Among the freight being held up: corn and soybeans headed downstream for New Orleans, where grain is loaded onto ships for export. Construction supplies and petroleum products headed upstream on the Mississippi are not getting through either.

Because of the high water, the Army Corps of Engineers has closed 13 locks along the upper Mississippi since June 12. As of Friday, nine locks remained closed, a roughly 215-mile stretch between Illinois City, Ill., and Winfield, Mo., northwest of St. Louis.

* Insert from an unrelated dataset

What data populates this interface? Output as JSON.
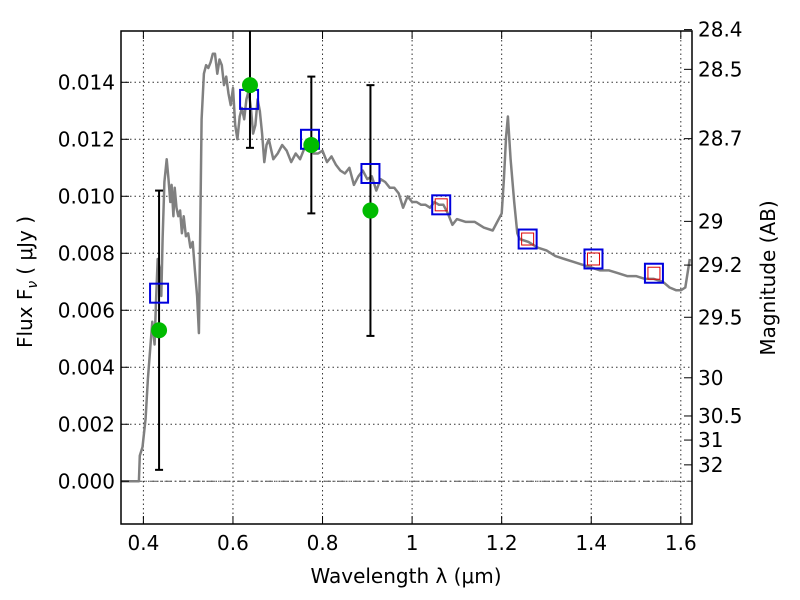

The situation along the Mississippi in Missouri was improving Friday as government forecasters predicted crests sharply below 1993’s record levels. Several communities up and down the Mississippi were still under inundated, however, including Lincoln County, Mo., where 300 to 350 homes were flooded after the water flowed over or through the levees.

In Old Monroe, 45 miles north of St. Louis, retired steelworker Bob Scott watched as the river puddled at the edge of his front yard. But he said he thought the river had stopped rising and his home might come through the flood unscathed.

“It’s kind of harrowing, a lot of sleepless nights, worried about your property,” said Scott, 61. “You work all your life for what little bit you get.”

The locks use huge electric motors to open and close gates and valves, floating the barges up and down to different levels of the river as they make their way up and down the river. When the river floods, the Corps removes the motors to protect them from the water. When the locks shut down, barges can still move between them, but no farther.

Typically, a towboat pushes as many as 15 barges, each of them 12 feet high and 200 feet long, lashed together with steel cable. A single barge carries the equivalent of about 55 tractor-trailers.

Daily, the Iowa barge operator, said that he had 100 barges and two boats stranded at places along the river with such cargo as corn, soybeans, fertilizer, cement, animal feed, scrap metal and wind turbine towers. He estimated his business was losing $25,000 a day, and said that could rise to $40,000 when two more of his boats go idle soon.